May 8, 2023
Reports show that 75% of adults experience some degree of lactose intolerance. While children of breastfeeding age do not experience such an intolerance. As far as is known 100% of non-human animals lose their ability to digest milk after weaning. And in fact, the ability to digest lactose in humans is most likely derived from a evolutionary genetic mutation in peoples whose ancestors relied heavily on dairy farming for survival.
And though lactose intolerance is mainly a matter of genetics, there is growing evidence that the microbiome may play a role and that by altering the microbiome it may be possible to lessen the symptoms of lactose intolerance. We will discuss how in the following sections:
First let’s discuss how lactose intolerance develops.
As one gets older and weans off of breast milk their body stops producing lactase - the enzyme needed in order to break down and properly digest lactose (the sugar in dairy). And though lactose intolerance is so prevalent it is not often bad enough for people to stop enjoying milk, cheese and other dairy products.
In adulthood the gene responsible for creating lactase is chemically modified and switched off. This modification, wherein the gene is turned off, does not occur in a lactose tolerant person. Though this change may not be the only thing responsible for you ability or inability to consume dairy. Even if you no longer carry lactase, the gut microbiota may further inhibit or improve your ability to consume lactose and altering that microbiota may allow more people to enjoy lactose without intolerance.
Cases have been reported of people who were previously lactose tolerance becoming intolerant after gut traumas or use of heavy antibiotics.

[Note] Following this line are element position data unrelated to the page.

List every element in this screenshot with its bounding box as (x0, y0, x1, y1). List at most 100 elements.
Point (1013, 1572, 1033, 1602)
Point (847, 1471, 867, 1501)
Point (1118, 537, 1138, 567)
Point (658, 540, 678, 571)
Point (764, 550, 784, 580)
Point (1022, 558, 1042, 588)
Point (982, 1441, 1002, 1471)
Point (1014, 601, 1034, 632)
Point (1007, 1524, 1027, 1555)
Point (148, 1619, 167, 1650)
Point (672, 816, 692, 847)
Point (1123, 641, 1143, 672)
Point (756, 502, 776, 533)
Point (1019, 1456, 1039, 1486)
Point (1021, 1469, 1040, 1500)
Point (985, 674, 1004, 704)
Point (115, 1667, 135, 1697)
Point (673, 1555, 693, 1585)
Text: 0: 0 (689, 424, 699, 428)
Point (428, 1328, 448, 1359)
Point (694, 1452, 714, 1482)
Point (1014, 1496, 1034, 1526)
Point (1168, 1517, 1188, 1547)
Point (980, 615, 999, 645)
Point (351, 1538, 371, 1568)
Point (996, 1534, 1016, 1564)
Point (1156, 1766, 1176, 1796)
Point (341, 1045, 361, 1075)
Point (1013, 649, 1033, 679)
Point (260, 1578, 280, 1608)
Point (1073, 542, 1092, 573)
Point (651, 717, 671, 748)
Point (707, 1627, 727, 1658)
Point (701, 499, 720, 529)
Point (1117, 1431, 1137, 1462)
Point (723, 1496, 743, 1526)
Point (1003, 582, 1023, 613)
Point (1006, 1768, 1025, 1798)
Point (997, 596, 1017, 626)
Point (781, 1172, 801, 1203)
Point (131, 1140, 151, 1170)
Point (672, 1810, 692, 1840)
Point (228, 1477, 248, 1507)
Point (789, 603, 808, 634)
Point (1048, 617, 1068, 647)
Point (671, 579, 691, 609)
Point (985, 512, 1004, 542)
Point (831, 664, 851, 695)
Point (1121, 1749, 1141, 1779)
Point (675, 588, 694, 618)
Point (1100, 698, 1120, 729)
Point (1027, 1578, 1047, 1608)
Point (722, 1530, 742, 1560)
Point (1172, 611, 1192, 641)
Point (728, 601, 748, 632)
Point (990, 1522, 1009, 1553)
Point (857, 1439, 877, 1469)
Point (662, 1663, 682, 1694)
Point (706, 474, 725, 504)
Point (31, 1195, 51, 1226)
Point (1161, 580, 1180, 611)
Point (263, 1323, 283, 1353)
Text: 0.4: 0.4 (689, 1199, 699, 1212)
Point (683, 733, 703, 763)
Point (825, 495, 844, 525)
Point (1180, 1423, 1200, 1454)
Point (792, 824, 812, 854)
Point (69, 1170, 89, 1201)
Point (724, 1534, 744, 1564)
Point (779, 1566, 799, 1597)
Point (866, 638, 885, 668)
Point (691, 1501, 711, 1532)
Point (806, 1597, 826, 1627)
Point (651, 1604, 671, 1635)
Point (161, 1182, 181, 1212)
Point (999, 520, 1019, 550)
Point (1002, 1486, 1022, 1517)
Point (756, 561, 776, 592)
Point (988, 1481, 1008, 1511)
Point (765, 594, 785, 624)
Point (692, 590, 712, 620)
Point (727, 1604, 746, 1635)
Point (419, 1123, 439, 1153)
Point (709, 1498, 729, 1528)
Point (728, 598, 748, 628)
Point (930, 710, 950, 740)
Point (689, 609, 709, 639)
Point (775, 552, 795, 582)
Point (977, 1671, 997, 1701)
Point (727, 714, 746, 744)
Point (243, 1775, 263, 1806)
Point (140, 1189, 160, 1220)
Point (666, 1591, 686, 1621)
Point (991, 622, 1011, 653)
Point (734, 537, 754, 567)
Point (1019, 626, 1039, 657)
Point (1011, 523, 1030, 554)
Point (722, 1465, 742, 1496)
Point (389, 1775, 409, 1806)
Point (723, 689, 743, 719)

And though it is clear that lactose tolerance or intolerance is mostly dependent on your genes, such cases provide evidence that there may also be a microbiome connection to the sustaining of that tolerance.
If you are lactose intolerant the lactose you consume moved undigested into the colon, where water enters to dilute the concentration of lactose, producing diarrhea. The lactose in the colon is then eaten by microbes that produce, as byproducts, gases that can cause cramping, bloating and other unpleasant symptoms.
What research is showing now, is that those symptoms associated with lactose being broken down by microbes, may be relieved by altering the microbiome. Through introducing microbes to the gut that can better digest lactose without producing gases.
Studies into the microbiomes influence on lactose intolerance have began by testing out probiotics for lactose intolerance. In a study out of Israel researchers showed that a novel probiotic was able to reduce the symptoms of lactose intolerance in participants. A probiotic with β-galactosidase induced improved tolerance of lactose in most patients in an 8 patient study.
It should be noted that all participants were female with an average age of 18 years, so the study was quite small and limited. A larger randomized trial is needed to confirm the results of the study. The study does show promise for probiotic or other bacterial solutions to the symptoms of lactose intolerance.